Fiction. The characters in Jack Greer's ABRAHAM'S BAY & OTHER STORIES have set sail for islands in the Atlantic and Caribbean—some are restless, some curious, others are unhappy, while others are in love with roaming. Inevitably, these small boat sailors haul their personal histories along, their hubris, their failures, and their frustrations. Some sail alone, others are looking to reunite, while others are parting for good. Rather than record-breaking feats of circumnavigation, the stories of ABRAHAM'S BAY dramatize ordinary struggles with self and sea, where the protagonists often seem to exist at the edges of the larger world.

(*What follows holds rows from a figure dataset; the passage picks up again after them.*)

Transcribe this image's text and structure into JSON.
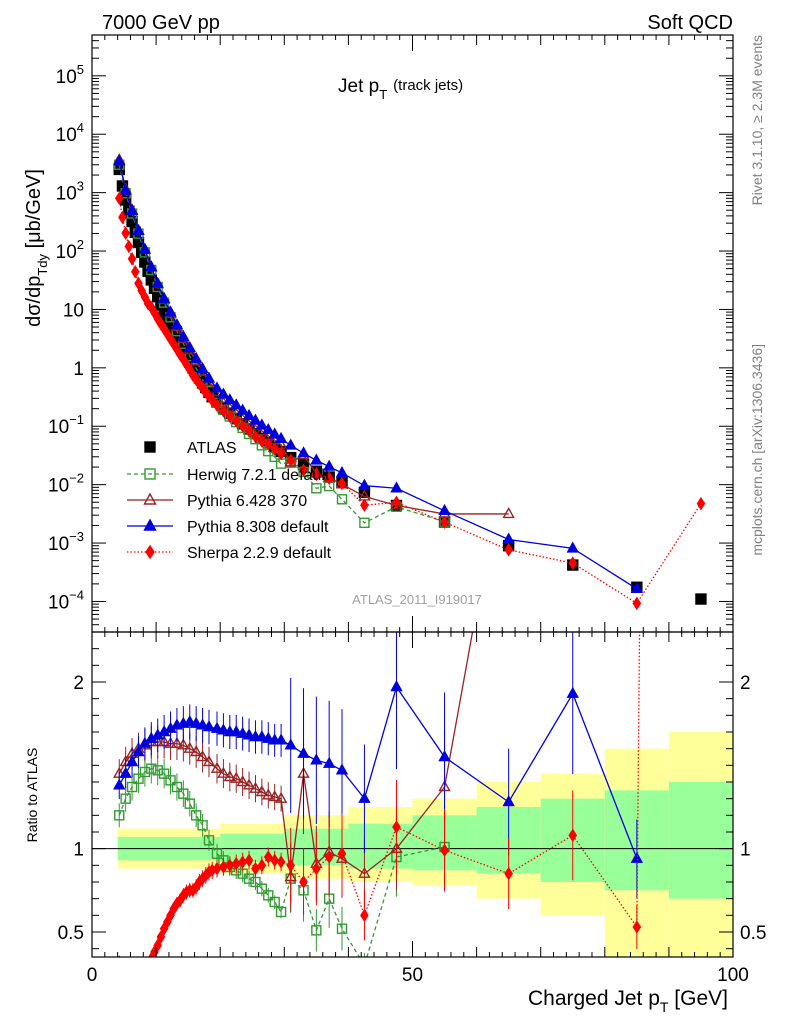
{
  "header": {
    "left": "7000 GeV pp",
    "right": "Soft QCD"
  },
  "side_labels": {
    "rivet": "Rivet 3.1.10, ≥ 2.3M events",
    "mcplots": "mcplots.cern.ch [arXiv:1306.3436]"
  },
  "plot_title": {
    "main": "Jet p",
    "sub": "T",
    "note": "(track jets)"
  },
  "watermark": "ATLAS_2011_I919017",
  "y_axis_label": {
    "main": "dσ/dp",
    "sub": "Tdy",
    "unit": " [μb/GeV]"
  },
  "ratio_axis_label": "Ratio to ATLAS",
  "x_axis_label": {
    "main": "Charged Jet p",
    "sub": "T",
    "unit": " [GeV]"
  },
  "colors": {
    "atlas": "#000000",
    "herwig": "#339933",
    "pythia6": "#992222",
    "pythia8": "#0000dd",
    "sherpa": "#ff0000",
    "band_inner": "#99ff99",
    "band_outer": "#ffff99"
  },
  "chart_data": {
    "type": "scatter",
    "main_panel": {
      "y_scale": "log",
      "ylim": [
        3e-05,
        500000
      ],
      "y_ticks": [
        {
          "v": 0.0001,
          "m": "10",
          "e": "−4"
        },
        {
          "v": 0.001,
          "m": "10",
          "e": "−3"
        },
        {
          "v": 0.01,
          "m": "10",
          "e": "−2"
        },
        {
          "v": 0.1,
          "m": "10",
          "e": "−1"
        },
        {
          "v": 1,
          "m": "1",
          "e": ""
        },
        {
          "v": 10,
          "m": "10",
          "e": ""
        },
        {
          "v": 100,
          "m": "10",
          "e": "2"
        },
        {
          "v": 1000,
          "m": "10",
          "e": "3"
        },
        {
          "v": 10000,
          "m": "10",
          "e": "4"
        },
        {
          "v": 100000,
          "m": "10",
          "e": "5"
        }
      ]
    },
    "ratio_panel": {
      "ylim": [
        0.35,
        2.3
      ],
      "y_ticks": [
        0.5,
        1,
        2
      ],
      "y_tick_labels": [
        "0.5",
        "1",
        "2"
      ]
    },
    "x_axis": {
      "xlim": [
        0,
        100
      ],
      "ticks": [
        0,
        50,
        100
      ],
      "tick_labels": [
        "0",
        "50",
        "100"
      ]
    },
    "legend": {
      "placement": "lower-left",
      "entries": [
        "ATLAS",
        "Herwig 7.2.1 default",
        "Pythia 6.428 370",
        "Pythia 8.308 default",
        "Sherpa 2.2.9 default"
      ]
    },
    "uncertainty_band": {
      "x_edges": [
        4,
        20,
        30,
        40,
        50,
        60,
        70,
        80,
        90,
        100
      ],
      "inner": [
        [
          0.93,
          1.07
        ],
        [
          0.92,
          1.09
        ],
        [
          0.9,
          1.12
        ],
        [
          0.88,
          1.15
        ],
        [
          0.87,
          1.2
        ],
        [
          0.85,
          1.25
        ],
        [
          0.8,
          1.3
        ],
        [
          0.75,
          1.35
        ],
        [
          0.7,
          1.4
        ]
      ],
      "outer": [
        [
          0.88,
          1.12
        ],
        [
          0.85,
          1.15
        ],
        [
          0.82,
          1.2
        ],
        [
          0.8,
          1.25
        ],
        [
          0.78,
          1.3
        ],
        [
          0.7,
          1.4
        ],
        [
          0.6,
          1.45
        ],
        [
          0.35,
          1.6
        ],
        [
          0.35,
          1.7
        ]
      ]
    },
    "series": [
      {
        "name": "ATLAS",
        "x": [
          4.25,
          4.75,
          5.25,
          5.75,
          6.25,
          6.75,
          7.25,
          7.75,
          8.25,
          8.75,
          9.25,
          9.75,
          10.25,
          10.75,
          11.25,
          11.75,
          12.25,
          12.75,
          13.25,
          13.75,
          14.25,
          14.75,
          15.25,
          15.75,
          16.25,
          16.75,
          17.25,
          17.75,
          18.25,
          18.75,
          19.5,
          20.5,
          21.5,
          22.5,
          23.5,
          24.5,
          25.5,
          26.5,
          27.5,
          28.5,
          29.5,
          31,
          33,
          35,
          37,
          39,
          42.5,
          47.5,
          55,
          65,
          75,
          85,
          95
        ],
        "y": [
          2500,
          1300,
          750,
          480,
          320,
          210,
          140,
          95,
          65,
          45,
          32,
          23,
          16.5,
          12,
          9,
          6.8,
          5.2,
          4,
          3.1,
          2.45,
          1.95,
          1.55,
          1.25,
          1.0,
          0.82,
          0.67,
          0.55,
          0.46,
          0.38,
          0.32,
          0.26,
          0.205,
          0.165,
          0.135,
          0.11,
          0.09,
          0.075,
          0.062,
          0.052,
          0.044,
          0.037,
          0.029,
          0.022,
          0.017,
          0.0135,
          0.0108,
          0.0074,
          0.0044,
          0.0023,
          0.0009,
          0.00042,
          0.000175,
          0.00011
        ]
      },
      {
        "name": "Herwig 7.2.1 default",
        "x": [
          4.25,
          5.25,
          6.25,
          7.25,
          8.25,
          9.25,
          10.25,
          11.25,
          12.25,
          13.25,
          14.25,
          15.25,
          16.25,
          17.25,
          18.25,
          19.5,
          20.5,
          21.5,
          22.5,
          23.5,
          24.5,
          25.5,
          26.5,
          27.5,
          28.5,
          29.5,
          31,
          33,
          35,
          37,
          39,
          42.5,
          47.5,
          55
        ],
        "ratio": [
          1.2,
          1.3,
          1.37,
          1.42,
          1.46,
          1.48,
          1.47,
          1.45,
          1.41,
          1.37,
          1.33,
          1.27,
          1.2,
          1.14,
          1.05,
          0.97,
          0.93,
          0.89,
          0.87,
          0.85,
          0.82,
          0.8,
          0.76,
          0.72,
          0.68,
          0.62,
          0.82,
          0.75,
          0.51,
          0.7,
          0.52,
          0.3,
          0.95,
          1.01
        ]
      },
      {
        "name": "Pythia 6.428 370",
        "x": [
          4.25,
          5.25,
          6.25,
          7.25,
          8.25,
          9.25,
          10.25,
          11.25,
          12.25,
          13.25,
          14.25,
          15.25,
          16.25,
          17.25,
          18.25,
          19.5,
          20.5,
          21.5,
          22.5,
          23.5,
          24.5,
          25.5,
          26.5,
          27.5,
          28.5,
          29.5,
          31,
          33,
          35,
          37,
          39,
          42.5,
          47.5,
          55,
          65
        ],
        "ratio": [
          1.45,
          1.52,
          1.57,
          1.6,
          1.62,
          1.64,
          1.64,
          1.64,
          1.63,
          1.63,
          1.62,
          1.6,
          1.58,
          1.55,
          1.52,
          1.48,
          1.45,
          1.43,
          1.42,
          1.4,
          1.38,
          1.36,
          1.34,
          1.32,
          1.31,
          1.3,
          0.83,
          1.45,
          0.91,
          0.98,
          0.94,
          0.85,
          1.0,
          1.37,
          3.5
        ]
      },
      {
        "name": "Pythia 8.308 default",
        "x": [
          4.25,
          5.25,
          6.25,
          7.25,
          8.25,
          9.25,
          10.25,
          11.25,
          12.25,
          13.25,
          14.25,
          15.25,
          16.25,
          17.25,
          18.25,
          19.5,
          20.5,
          21.5,
          22.5,
          23.5,
          24.5,
          25.5,
          26.5,
          27.5,
          28.5,
          29.5,
          31,
          33,
          35,
          37,
          39,
          42.5,
          47.5,
          55,
          65,
          75,
          85
        ],
        "ratio": [
          1.38,
          1.45,
          1.52,
          1.58,
          1.63,
          1.66,
          1.68,
          1.7,
          1.72,
          1.74,
          1.75,
          1.76,
          1.75,
          1.74,
          1.73,
          1.72,
          1.71,
          1.7,
          1.7,
          1.69,
          1.68,
          1.67,
          1.67,
          1.66,
          1.65,
          1.65,
          1.62,
          1.57,
          1.53,
          1.51,
          1.47,
          1.3,
          1.97,
          1.55,
          1.28,
          1.93,
          0.94
        ]
      },
      {
        "name": "Sherpa 2.2.9 default",
        "x": [
          4.25,
          4.75,
          5.25,
          5.75,
          6.25,
          6.75,
          7.25,
          7.75,
          8.25,
          8.75,
          9.25,
          9.75,
          10.25,
          10.75,
          11.25,
          11.75,
          12.25,
          12.75,
          13.25,
          13.75,
          14.25,
          14.75,
          15.25,
          15.75,
          16.25,
          16.75,
          17.25,
          17.75,
          18.25,
          18.75,
          19.5,
          20.5,
          21.5,
          22.5,
          23.5,
          24.5,
          25.5,
          26.5,
          27.5,
          28.5,
          29.5,
          31,
          33,
          35,
          37,
          39,
          42.5,
          47.5,
          55,
          65,
          75,
          85,
          95
        ],
        "ratio": [
          0.32,
          0.29,
          0.27,
          0.25,
          0.23,
          0.21,
          0.2,
          0.22,
          0.25,
          0.28,
          0.34,
          0.38,
          0.42,
          0.47,
          0.52,
          0.56,
          0.6,
          0.64,
          0.67,
          0.69,
          0.72,
          0.74,
          0.75,
          0.75,
          0.77,
          0.8,
          0.82,
          0.84,
          0.86,
          0.87,
          0.88,
          0.89,
          0.9,
          0.91,
          0.92,
          0.93,
          0.88,
          0.9,
          0.95,
          0.93,
          0.92,
          0.9,
          0.8,
          0.88,
          0.95,
          0.97,
          0.6,
          1.13,
          0.99,
          0.85,
          1.08,
          0.53,
          43
        ]
      }
    ]
  }
}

Nearly all storytelling is about people setting out on journeys and encountering conflicts along the way—the compelling storyteller gives us insights into their character and brings us into their conflicts and struggles to resolve them. Jack Greer is a compelling storyteller—his lean narrative style is graceful and exact, anchored in a sailor's competence that is always attentive to the sea and its beauty but also alert to its dangers.

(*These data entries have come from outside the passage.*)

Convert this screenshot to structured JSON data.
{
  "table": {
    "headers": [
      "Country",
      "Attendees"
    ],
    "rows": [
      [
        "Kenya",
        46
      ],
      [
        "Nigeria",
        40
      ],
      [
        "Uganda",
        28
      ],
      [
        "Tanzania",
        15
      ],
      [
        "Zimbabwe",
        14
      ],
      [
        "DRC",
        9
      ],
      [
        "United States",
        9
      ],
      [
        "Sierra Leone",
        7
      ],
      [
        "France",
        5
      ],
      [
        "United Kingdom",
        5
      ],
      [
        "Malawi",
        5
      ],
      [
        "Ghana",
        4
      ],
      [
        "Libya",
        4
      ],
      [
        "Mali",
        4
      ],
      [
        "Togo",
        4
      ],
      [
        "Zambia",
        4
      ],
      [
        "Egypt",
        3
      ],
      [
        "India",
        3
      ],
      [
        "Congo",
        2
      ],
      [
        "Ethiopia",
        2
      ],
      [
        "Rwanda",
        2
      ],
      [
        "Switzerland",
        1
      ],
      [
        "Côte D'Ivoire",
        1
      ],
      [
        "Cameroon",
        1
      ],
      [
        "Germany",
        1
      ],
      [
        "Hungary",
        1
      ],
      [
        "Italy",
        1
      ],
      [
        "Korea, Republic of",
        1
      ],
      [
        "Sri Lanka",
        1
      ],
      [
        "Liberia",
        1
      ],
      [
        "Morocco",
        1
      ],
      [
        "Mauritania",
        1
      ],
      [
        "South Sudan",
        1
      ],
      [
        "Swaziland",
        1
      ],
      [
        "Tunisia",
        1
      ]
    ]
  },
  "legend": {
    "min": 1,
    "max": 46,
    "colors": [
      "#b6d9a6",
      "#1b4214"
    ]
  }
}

Jack Greer grew up on the Chesapeake Bay and has sailed since childhood—a number of the stories in ABRAHAM'S BAY & OTHER STORIES have their origins in a year-long sail to the Dominican Republic and beyond. Formerly Communications Director of the University of Maryland Sea Grant College, he has published hundreds of newspaper and magazine articles, largely about the Chesapeake Bay. His poems and stories have appeared in literary journals and anthologies. He and his wife Bobbie are to embark on their third year of sailing in the Caribbean.